The creation of an Oregon Hemp Commission has gotten farther in 2020 than during two previous legislative sessions, with the proposal heading for a Senate vote after passing the House.
Under House Bill 4051, Oregon hemp farmers would pay an assessment of up to 1.5% of the value of their crop to collectively pay for research and promotions.
“This commission is going to allow us to look at the best farm practices, coexistence and also provides funding,” said Rep. Susan McLain, D-Hillsboro, during the Feb. 14 House floor vote.
Hemp acreage surged nearly sixfold in 2019 over the previous year, to about 64,000 acres, but the crop has suffered severe growing pains. Apart from weather-related problems, hemp farmers encountered a dearth of equipment needed to harvest and process the crop.
A crop commission is intended to help the hemp industry coordinate and prioritize research and expand market channels for hemp products domestically and abroad.
The issue of “coexistence” is also attracting attention — hemp not only has the potential to cross-pollinate with psychoactive marijuana plants, but its male pollen can also result in unwanted seeds in female hemp plants.

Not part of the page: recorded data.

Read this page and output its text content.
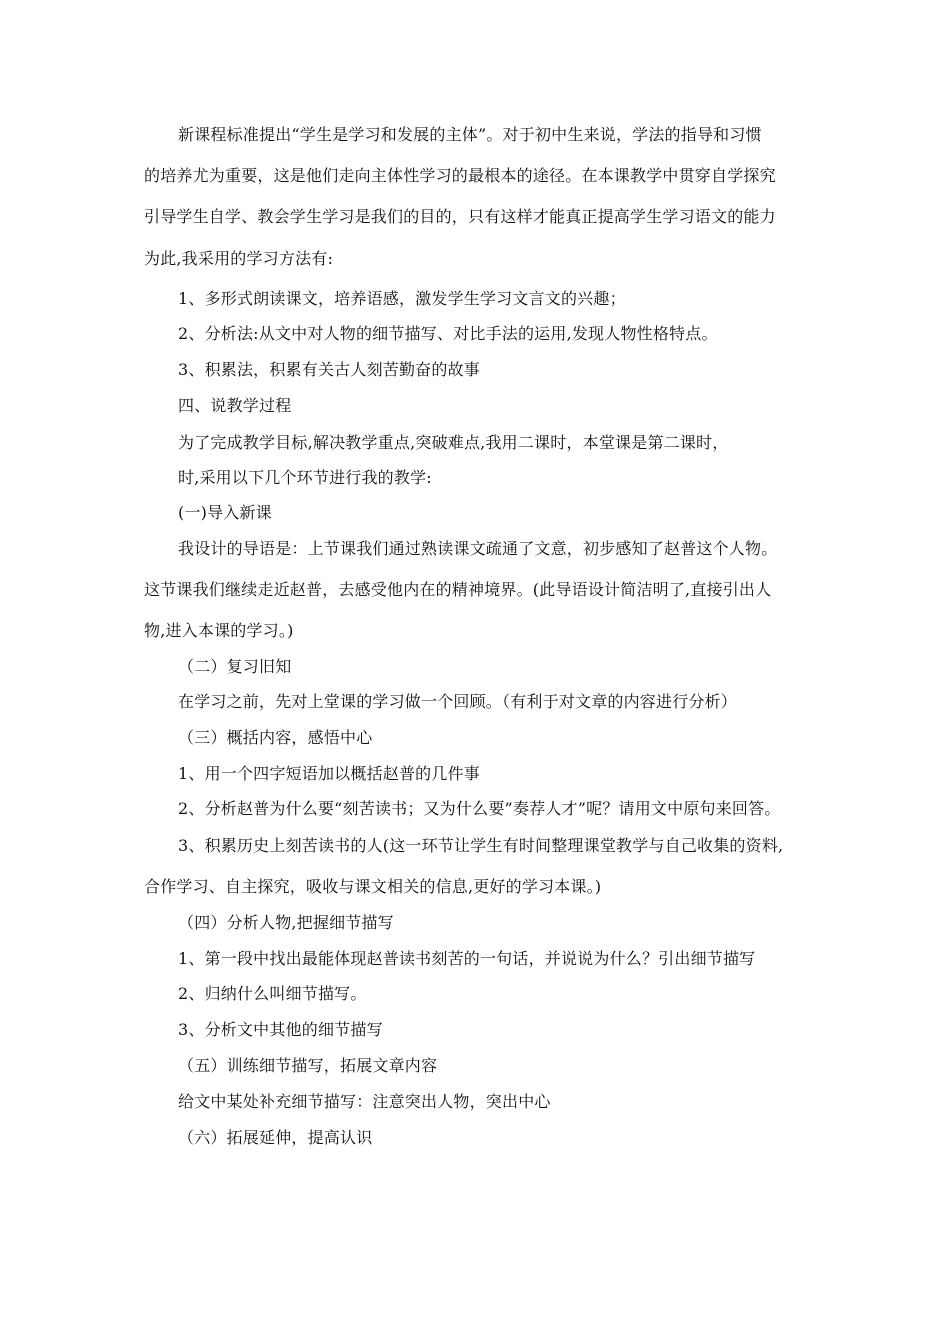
新课程标准提出“学生是学习和发展的主体”。对于初中生来说，学法的指导和习惯
的培养尤为重要，这是他们走向主体性学习的最根本的途径。在本课教学中贯穿自学探究
引导学生自学、教会学生学习是我们的目的，只有这样才能真正提高学生学习语文的能力
为此,我采用的学习方法有:
1、多形式朗读课文，培养语感，激发学生学习文言文的兴趣；
2、分析法:从文中对人物的细节描写、对比手法的运用,发现人物性格特点。
3、积累法，积累有关古人刻苦勤奋的故事
四、说教学过程
为了完成教学目标,解决教学重点,突破难点,我用二课时，本堂课是第二课时，
时,采用以下几个环节进行我的教学:
(一)导入新课
我设计的导语是：上节课我们通过熟读课文疏通了文意，初步感知了赵普这个人物。
这节课我们继续走近赵普，去感受他内在的精神境界。(此导语设计简洁明了,直接引出人
物,进入本课的学习。)
（二）复习旧知
在学习之前，先对上堂课的学习做一个回顾。（有利于对文章的内容进行分析）
（三）概括内容，感悟中心
1、用一个四字短语加以概括赵普的几件事
2、分析赵普为什么要“刻苦读书；又为什么要”奏荐人才”呢？请用文中原句来回答。
3、积累历史上刻苦读书的人(这一环节让学生有时间整理课堂教学与自己收集的资料,
合作学习、自主探究，吸收与课文相关的信息,更好的学习本课。)
（四）分析人物,把握细节描写
1、第一段中找出最能体现赵普读书刻苦的一句话，并说说为什么？引出细节描写
2、归纳什么叫细节描写。
3、分析文中其他的细节描写
（五）训练细节描写，拓展文章内容
给文中某处补充细节描写：注意突出人物，突出中心
（六）拓展延伸，提高认识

Cannabis with seeds is considered to be of lower quality in marijuana plants that contain mind-altering THC as well as hemp plants that contain cannabidiol, or CBD, a compound touted for its healthful qualities.
The proposed Oregon Hemp Commission would work closely with Oregon State University’s Global Hemp Innovation Center to resolve problems and understand how to maximize the productivity of Oregon’s industry, said Jeff Steiner, the center’s associate director.
“Hemp is truly on its way,” said Rep. Carl Wilson, R-Grants Pass. “It is going to be an economic driver for all of Oregon and we’re excited about it.”
After passing the House 49-4, HB 4051 was approved 4-1 by the Senate Committee on General Government and Emergency Preparedness on Feb. 19 with a “do pass recommendation.”
Similar legislation languished and died in 2017 and 2019 after passing initial legislative committees and then being referred to the Joint Committee on Ways and Means, which makes budget decisions.
In 2020, legislative committees have sent HB 4051 directly to the floor without that detour, which appears to have improved its traction this year.
The lack of a detailed fiscal analysis on the bill was raised as a concern during the House floor vote, as a legislative fiscal office analysis simply determined HB 4051 has a “minimal expenditure impact” on affected state agencies.
Rep. Shelly Boshart-Davis, R-Albany, explained that the Oregon Department of Agriculture — which oversees commodity commissions — has one fewer commission to administer after the Oregon Orchardgrass Commission was dissolved last year.
Adding an Oregon Hemp Commission would bring the number of commissions back up to 23 without significant costs to ODA, she said.
“They said they’d be able to absorb that, going from 22 to 23, therefore there is no fiscal,” Boshart-Davis said.